January was tough for Chris and me. Just a cyclic relationship-growing period, I think. Nothing was wrong, but nothing was right. I think that the high of December created an equal but opposite low January. Thankfully, we pulled out of the funk.

February was tough for me. There were a lot of “anniversaries” of negative things in February that just made the month a difficult one for me. With the help of my caring mother, my wise friends, my awesome husband and my oh-so-amazing therapist, I came out of that silly little month with an excellent attitude, and March came in like a sweet innocent fluffy little lamb.

Of course, as it always does, March has reared its ugly lion head and once again life is stressful. Anyone who is friends with me on Facebook has seen that over the past couple months I have become EXCESSIVELY addicted to a fun game called Farmville. Do you know why I play that game non-stop? I have a few theories.

Theory #1:
Because the trying circumstances that surround me are uncontrollable by me, my “fixing” energy is spent making one hell of an amazing farm.

Theory #2:
No matter how I approach the trying circumstances that surround me, I am often painted as the “bad guy.” However, in Farmville, I am a VERY successful, multi-million dollar farmer. Therefore, living in this alternate reality allows me to feel successful even though some may see me as a total waste of space.

Theory #3:
Because I am such an awesome individual – giving, caring, selfless, intelligent, compassionate, etc etc etc, I subconsciously feel entitled to do whatever in the hell I want.
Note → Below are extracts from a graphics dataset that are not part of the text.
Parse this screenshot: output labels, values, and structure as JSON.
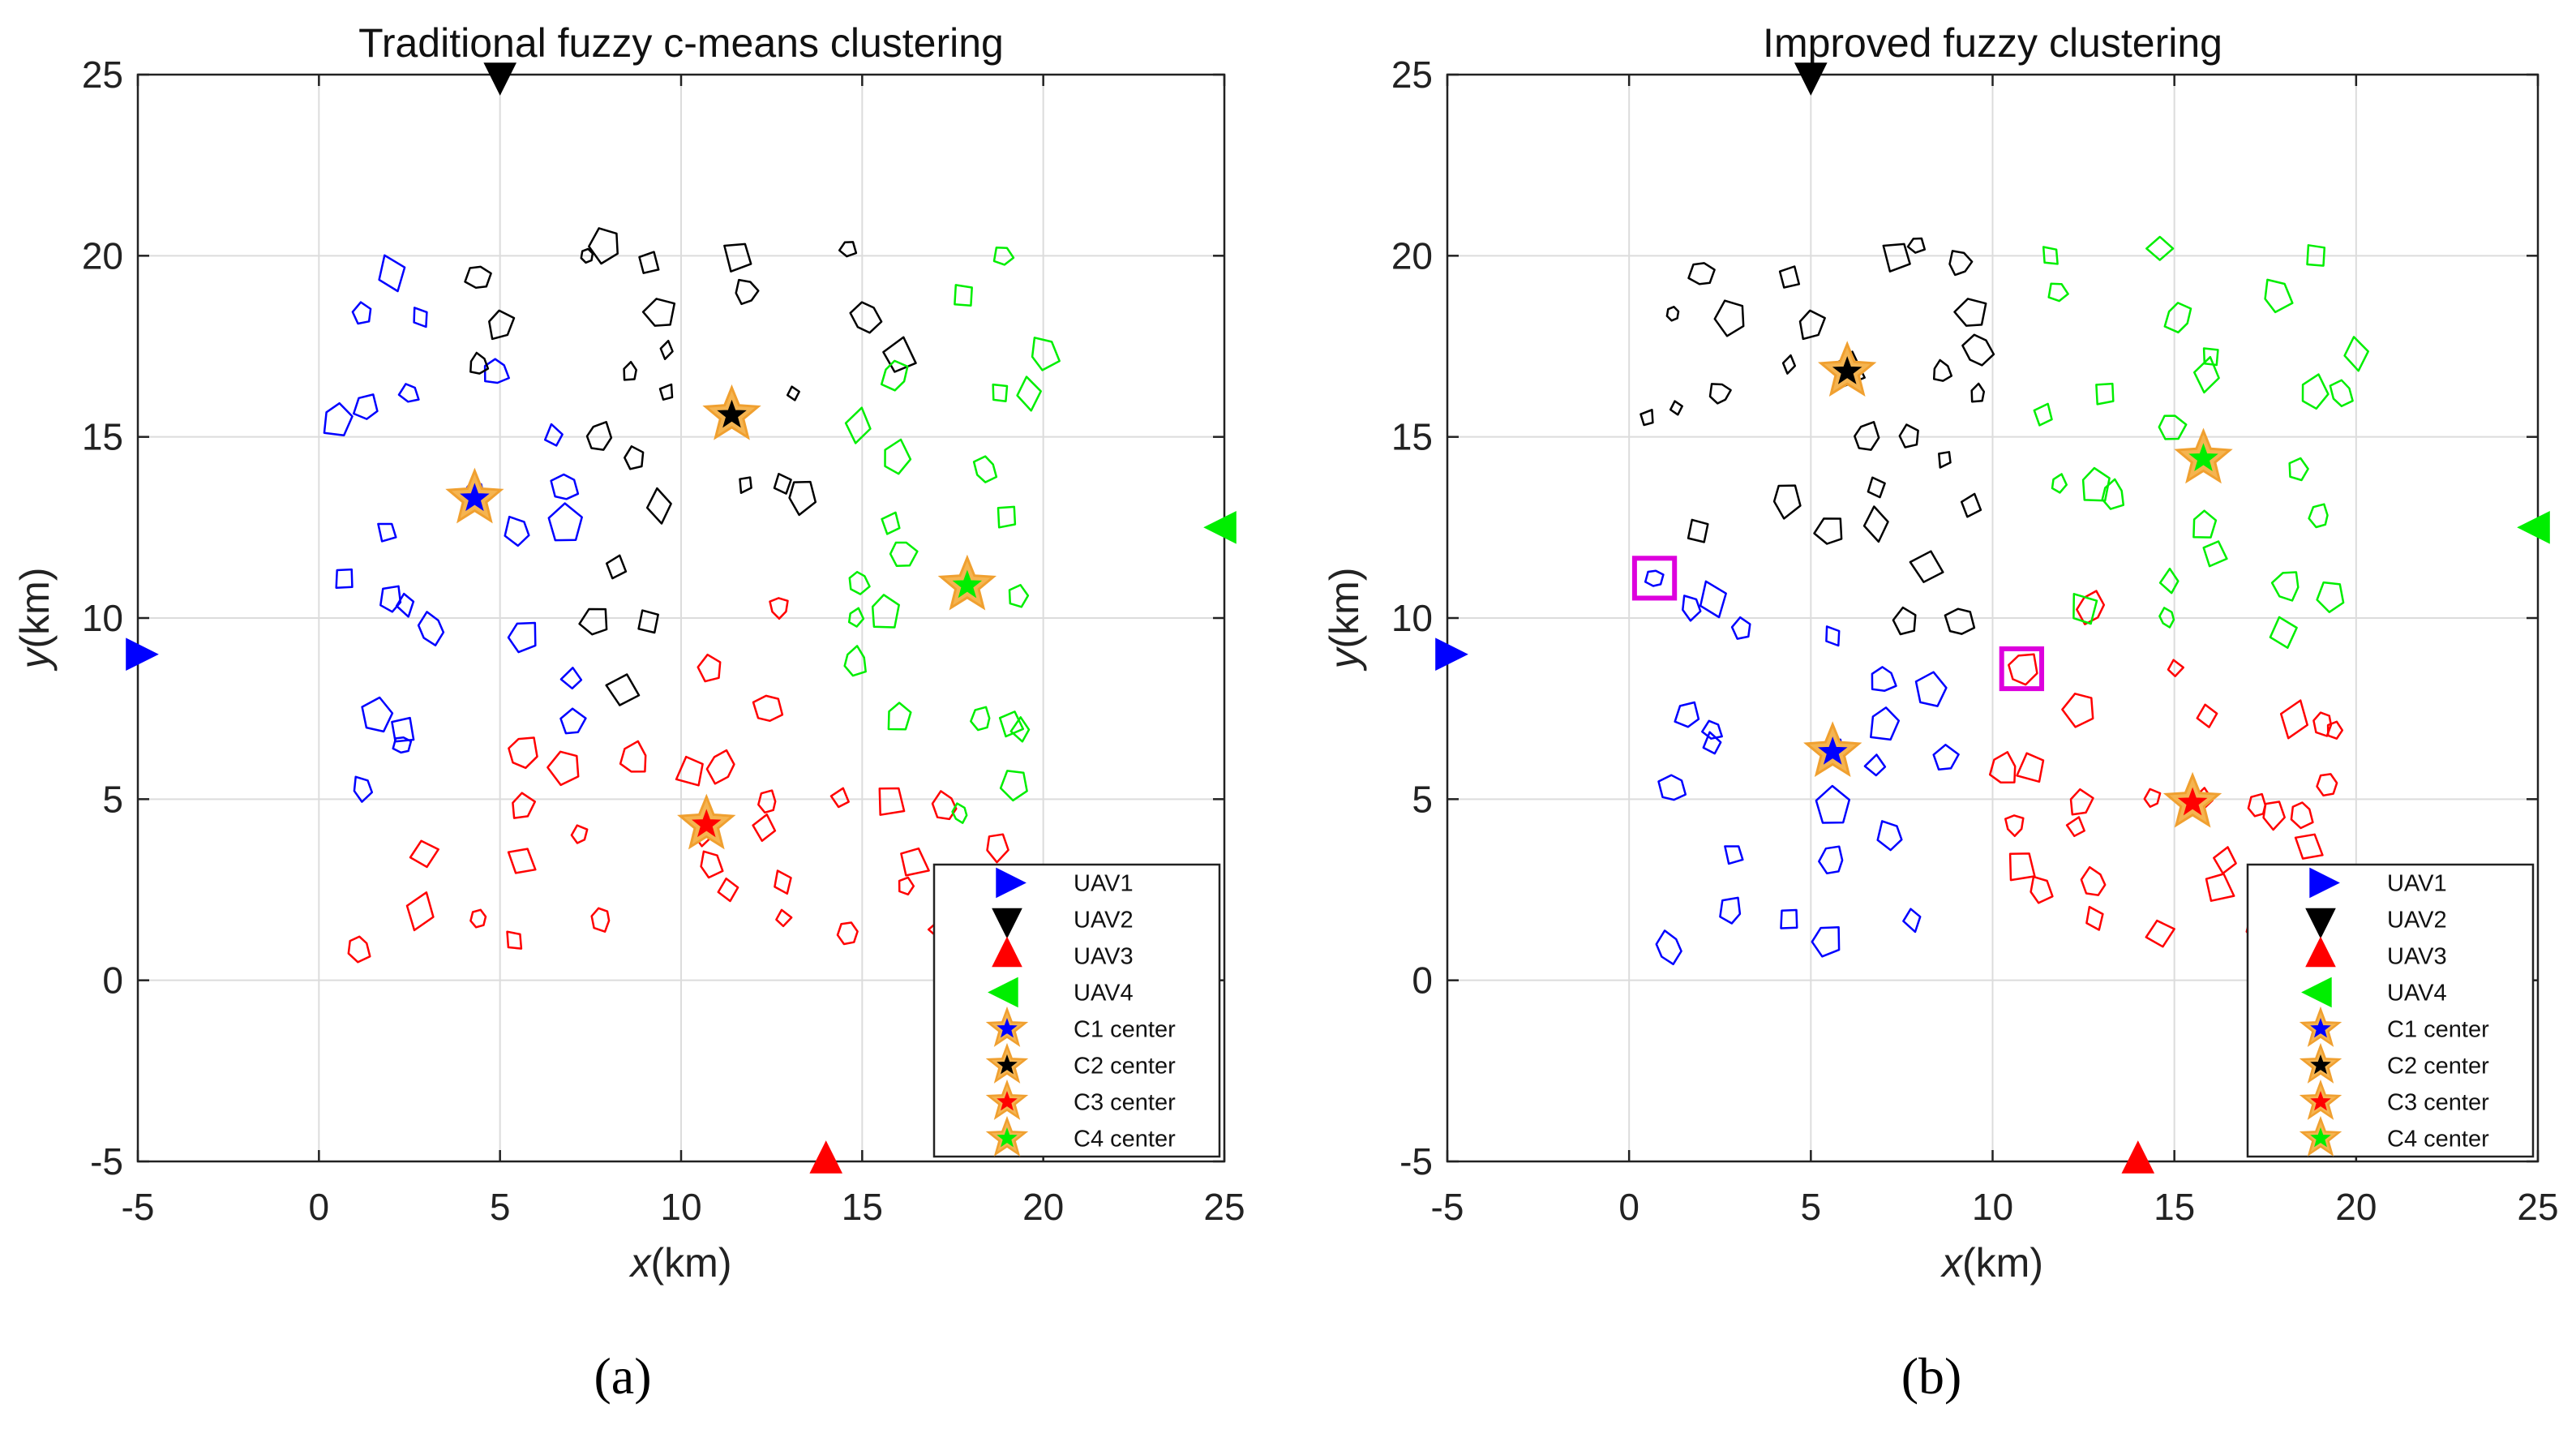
{
  "chart_data": [
    {
      "type": "scatter",
      "panel_label": "(a)",
      "title": "Traditional fuzzy c-means clustering",
      "xlabel_var": "x",
      "xlabel_unit": "(km)",
      "ylabel_var": "y",
      "ylabel_unit": "(km)",
      "xlim": [
        -5,
        25
      ],
      "ylim": [
        -5,
        25
      ],
      "xticks": [
        -5,
        0,
        5,
        10,
        15,
        20,
        25
      ],
      "yticks": [
        -5,
        0,
        5,
        10,
        15,
        20,
        25
      ],
      "grid": true,
      "legend_position": "bottom-right",
      "legend": [
        "UAV1",
        "UAV2",
        "UAV3",
        "UAV4",
        "C1 center",
        "C2 center",
        "C3 center",
        "C4 center"
      ],
      "colors": {
        "C1": "#0000ff",
        "C2": "#000000",
        "C3": "#ff0000",
        "C4": "#00ee00",
        "star_outline": "#f0a030",
        "highlight": "#dd00dd"
      },
      "uavs": [
        {
          "name": "UAV1",
          "x": -5,
          "y": 9,
          "direction": "right",
          "color": "#0000ff"
        },
        {
          "name": "UAV2",
          "x": 5,
          "y": 25,
          "direction": "down",
          "color": "#000000"
        },
        {
          "name": "UAV3",
          "x": 14,
          "y": -5,
          "direction": "up",
          "color": "#ff0000"
        },
        {
          "name": "UAV4",
          "x": 25,
          "y": 12.5,
          "direction": "left",
          "color": "#00ee00"
        }
      ],
      "centers": [
        {
          "name": "C1 center",
          "x": 4.3,
          "y": 13.3,
          "color": "#0000ff"
        },
        {
          "name": "C2 center",
          "x": 11.4,
          "y": 15.6,
          "color": "#000000"
        },
        {
          "name": "C3 center",
          "x": 10.7,
          "y": 4.3,
          "color": "#ff0000"
        },
        {
          "name": "C4 center",
          "x": 17.9,
          "y": 10.9,
          "color": "#00ee00"
        }
      ],
      "targets": [
        {
          "cluster": "C1",
          "points": [
            [
              2.0,
              19.5
            ],
            [
              1.2,
              18.4
            ],
            [
              2.8,
              18.3
            ],
            [
              4.9,
              16.8
            ],
            [
              0.5,
              15.5
            ],
            [
              1.3,
              15.8
            ],
            [
              2.5,
              16.2
            ],
            [
              6.5,
              15.0
            ],
            [
              6.8,
              13.6
            ],
            [
              6.8,
              12.6
            ],
            [
              5.5,
              12.4
            ],
            [
              4.3,
              13.3
            ],
            [
              1.9,
              12.4
            ],
            [
              0.7,
              11.1
            ],
            [
              2.0,
              10.5
            ],
            [
              2.4,
              10.4
            ],
            [
              3.1,
              9.7
            ],
            [
              5.6,
              9.5
            ],
            [
              7.0,
              8.3
            ],
            [
              7.0,
              7.1
            ],
            [
              1.6,
              7.3
            ],
            [
              2.3,
              6.9
            ],
            [
              2.3,
              6.5
            ],
            [
              1.2,
              5.3
            ]
          ]
        },
        {
          "cluster": "C2",
          "points": [
            [
              4.4,
              19.4
            ],
            [
              7.4,
              20.0
            ],
            [
              7.9,
              20.3
            ],
            [
              9.1,
              19.8
            ],
            [
              11.6,
              20.0
            ],
            [
              14.6,
              20.2
            ],
            [
              11.8,
              19.0
            ],
            [
              9.4,
              18.4
            ],
            [
              5.0,
              18.1
            ],
            [
              15.1,
              18.3
            ],
            [
              9.6,
              17.4
            ],
            [
              16.0,
              17.2
            ],
            [
              4.4,
              17.0
            ],
            [
              8.6,
              16.8
            ],
            [
              9.6,
              16.2
            ],
            [
              13.1,
              16.2
            ],
            [
              11.4,
              15.6
            ],
            [
              7.7,
              15.0
            ],
            [
              8.7,
              14.4
            ],
            [
              11.8,
              13.7
            ],
            [
              12.8,
              13.7
            ],
            [
              13.3,
              13.4
            ],
            [
              9.4,
              13.1
            ],
            [
              8.2,
              11.4
            ],
            [
              7.6,
              9.9
            ],
            [
              9.1,
              9.9
            ],
            [
              8.4,
              8.0
            ]
          ]
        },
        {
          "cluster": "C3",
          "points": [
            [
              10.8,
              8.6
            ],
            [
              12.4,
              7.5
            ],
            [
              5.6,
              6.3
            ],
            [
              6.8,
              5.9
            ],
            [
              8.7,
              6.1
            ],
            [
              10.3,
              5.8
            ],
            [
              11.1,
              5.9
            ],
            [
              12.7,
              10.3
            ],
            [
              5.6,
              4.8
            ],
            [
              7.2,
              4.0
            ],
            [
              10.6,
              4.0
            ],
            [
              12.4,
              4.9
            ],
            [
              14.4,
              5.0
            ],
            [
              15.8,
              5.0
            ],
            [
              17.3,
              4.8
            ],
            [
              12.3,
              4.2
            ],
            [
              10.8,
              3.2
            ],
            [
              12.8,
              2.7
            ],
            [
              16.4,
              3.3
            ],
            [
              2.9,
              3.5
            ],
            [
              5.6,
              3.3
            ],
            [
              4.4,
              1.7
            ],
            [
              12.8,
              1.7
            ],
            [
              11.3,
              2.5
            ],
            [
              2.8,
              1.9
            ],
            [
              7.8,
              1.7
            ],
            [
              16.2,
              2.6
            ],
            [
              14.6,
              1.3
            ],
            [
              18.7,
              3.7
            ],
            [
              1.1,
              0.9
            ],
            [
              5.4,
              1.1
            ],
            [
              17.2,
              1.4
            ]
          ]
        },
        {
          "cluster": "C4",
          "points": [
            [
              18.9,
              20.0
            ],
            [
              17.8,
              18.9
            ],
            [
              20.0,
              17.3
            ],
            [
              15.9,
              16.7
            ],
            [
              18.8,
              16.2
            ],
            [
              19.6,
              16.2
            ],
            [
              14.9,
              15.3
            ],
            [
              15.9,
              14.4
            ],
            [
              18.4,
              14.1
            ],
            [
              15.8,
              12.6
            ],
            [
              19.0,
              12.8
            ],
            [
              16.1,
              11.8
            ],
            [
              14.9,
              11.0
            ],
            [
              19.3,
              10.6
            ],
            [
              14.8,
              10.0
            ],
            [
              15.6,
              10.2
            ],
            [
              14.8,
              8.8
            ],
            [
              16.0,
              7.3
            ],
            [
              18.3,
              7.2
            ],
            [
              19.1,
              7.1
            ],
            [
              19.4,
              6.9
            ],
            [
              19.2,
              5.4
            ],
            [
              17.7,
              4.6
            ]
          ]
        }
      ],
      "highlights": []
    },
    {
      "type": "scatter",
      "panel_label": "(b)",
      "title": "Improved fuzzy  clustering",
      "xlabel_var": "x",
      "xlabel_unit": "(km)",
      "ylabel_var": "y",
      "ylabel_unit": "(km)",
      "xlim": [
        -5,
        25
      ],
      "ylim": [
        -5,
        25
      ],
      "xticks": [
        -5,
        0,
        5,
        10,
        15,
        20,
        25
      ],
      "yticks": [
        -5,
        0,
        5,
        10,
        15,
        20,
        25
      ],
      "grid": true,
      "legend_position": "bottom-right",
      "legend": [
        "UAV1",
        "UAV2",
        "UAV3",
        "UAV4",
        "C1 center",
        "C2 center",
        "C3 center",
        "C4 center"
      ],
      "colors": {
        "C1": "#0000ff",
        "C2": "#000000",
        "C3": "#ff0000",
        "C4": "#00ee00",
        "star_outline": "#f0a030",
        "highlight": "#dd00dd"
      },
      "uavs": [
        {
          "name": "UAV1",
          "x": -5,
          "y": 9,
          "direction": "right",
          "color": "#0000ff"
        },
        {
          "name": "UAV2",
          "x": 5,
          "y": 25,
          "direction": "down",
          "color": "#000000"
        },
        {
          "name": "UAV3",
          "x": 14,
          "y": -5,
          "direction": "up",
          "color": "#ff0000"
        },
        {
          "name": "UAV4",
          "x": 25,
          "y": 12.5,
          "direction": "left",
          "color": "#00ee00"
        }
      ],
      "centers": [
        {
          "name": "C1 center",
          "x": 5.6,
          "y": 6.3,
          "color": "#0000ff"
        },
        {
          "name": "C2 center",
          "x": 6.0,
          "y": 16.8,
          "color": "#000000"
        },
        {
          "name": "C3 center",
          "x": 15.5,
          "y": 4.9,
          "color": "#ff0000"
        },
        {
          "name": "C4 center",
          "x": 15.8,
          "y": 14.4,
          "color": "#00ee00"
        }
      ],
      "targets": [
        {
          "cluster": "C1",
          "points": [
            [
              2.3,
              10.5
            ],
            [
              3.1,
              9.7
            ],
            [
              5.6,
              9.5
            ],
            [
              7.0,
              8.3
            ],
            [
              7.0,
              7.1
            ],
            [
              1.6,
              7.3
            ],
            [
              2.3,
              6.9
            ],
            [
              2.3,
              6.5
            ],
            [
              1.2,
              5.3
            ],
            [
              5.6,
              4.8
            ],
            [
              7.2,
              4.0
            ],
            [
              5.6,
              3.3
            ],
            [
              2.9,
              3.5
            ],
            [
              4.4,
              1.7
            ],
            [
              2.8,
              1.9
            ],
            [
              7.8,
              1.7
            ],
            [
              1.1,
              0.9
            ],
            [
              5.4,
              1.1
            ],
            [
              6.8,
              5.9
            ],
            [
              8.7,
              6.1
            ],
            [
              8.3,
              8.0
            ],
            [
              5.6,
              6.3
            ],
            [
              0.7,
              11.1
            ],
            [
              1.7,
              10.3
            ]
          ]
        },
        {
          "cluster": "C2",
          "points": [
            [
              2.0,
              19.5
            ],
            [
              1.2,
              18.4
            ],
            [
              2.8,
              18.3
            ],
            [
              4.4,
              19.4
            ],
            [
              7.4,
              20.0
            ],
            [
              7.9,
              20.3
            ],
            [
              9.1,
              19.8
            ],
            [
              9.4,
              18.4
            ],
            [
              5.0,
              18.1
            ],
            [
              9.6,
              17.4
            ],
            [
              4.4,
              17.0
            ],
            [
              6.0,
              16.8
            ],
            [
              8.6,
              16.8
            ],
            [
              9.6,
              16.2
            ],
            [
              0.5,
              15.5
            ],
            [
              1.3,
              15.8
            ],
            [
              2.5,
              16.2
            ],
            [
              6.5,
              15.0
            ],
            [
              7.7,
              15.0
            ],
            [
              8.7,
              14.4
            ],
            [
              6.8,
              13.6
            ],
            [
              4.3,
              13.3
            ],
            [
              6.8,
              12.6
            ],
            [
              9.4,
              13.1
            ],
            [
              5.5,
              12.4
            ],
            [
              1.9,
              12.4
            ],
            [
              8.2,
              11.4
            ],
            [
              7.6,
              9.9
            ],
            [
              9.1,
              9.9
            ]
          ]
        },
        {
          "cluster": "C3",
          "points": [
            [
              10.8,
              8.6
            ],
            [
              12.4,
              7.5
            ],
            [
              10.3,
              5.8
            ],
            [
              11.1,
              5.9
            ],
            [
              12.7,
              10.3
            ],
            [
              10.6,
              4.3
            ],
            [
              12.4,
              4.9
            ],
            [
              14.4,
              5.0
            ],
            [
              15.8,
              5.0
            ],
            [
              17.3,
              4.8
            ],
            [
              12.3,
              4.2
            ],
            [
              10.8,
              3.2
            ],
            [
              12.8,
              2.7
            ],
            [
              16.4,
              3.3
            ],
            [
              11.3,
              2.5
            ],
            [
              12.8,
              1.7
            ],
            [
              16.2,
              2.6
            ],
            [
              14.6,
              1.3
            ],
            [
              18.7,
              3.7
            ],
            [
              17.2,
              1.4
            ],
            [
              15.0,
              8.6
            ],
            [
              15.9,
              7.3
            ],
            [
              18.3,
              7.2
            ],
            [
              19.1,
              7.1
            ],
            [
              19.4,
              6.9
            ],
            [
              19.2,
              5.4
            ],
            [
              17.7,
              4.6
            ],
            [
              18.5,
              4.6
            ]
          ]
        },
        {
          "cluster": "C4",
          "points": [
            [
              11.6,
              20.0
            ],
            [
              14.6,
              20.2
            ],
            [
              11.8,
              19.0
            ],
            [
              18.9,
              20.0
            ],
            [
              17.8,
              18.9
            ],
            [
              15.1,
              18.3
            ],
            [
              16.0,
              17.2
            ],
            [
              20.0,
              17.3
            ],
            [
              15.9,
              16.7
            ],
            [
              18.8,
              16.2
            ],
            [
              19.6,
              16.2
            ],
            [
              11.4,
              15.6
            ],
            [
              13.1,
              16.2
            ],
            [
              14.9,
              15.3
            ],
            [
              15.8,
              14.4
            ],
            [
              18.4,
              14.1
            ],
            [
              11.8,
              13.7
            ],
            [
              12.8,
              13.7
            ],
            [
              13.3,
              13.4
            ],
            [
              15.8,
              12.6
            ],
            [
              19.0,
              12.8
            ],
            [
              16.1,
              11.8
            ],
            [
              14.9,
              11.0
            ],
            [
              19.3,
              10.6
            ],
            [
              14.8,
              10.0
            ],
            [
              12.5,
              10.2
            ],
            [
              18.1,
              10.9
            ],
            [
              18.0,
              9.6
            ]
          ]
        }
      ],
      "highlights": [
        {
          "x": 0.7,
          "y": 11.1,
          "half_km": 0.55
        },
        {
          "x": 10.8,
          "y": 8.6,
          "half_km": 0.55
        }
      ]
    }
  ]
}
My family still eats, my stepson still makes it to school, my friends still know I love them, and the kindergarten class at Loma Elementary still get all their worksheets, so who cares if I spend hours every day farming a make-believe land of 10,000 chickens?

Theory #4:
I am still that pathetic poser I was in high school that longs to be liked and so when I felt pressured by my friend to play, I caved.

So, you ask, what is the point of these theories? Will I stop playing once I figure out WHY I play? Probably not. But it does help me understand why every time I feel even slightly stressed I start thinking about what seeds I want to plant next.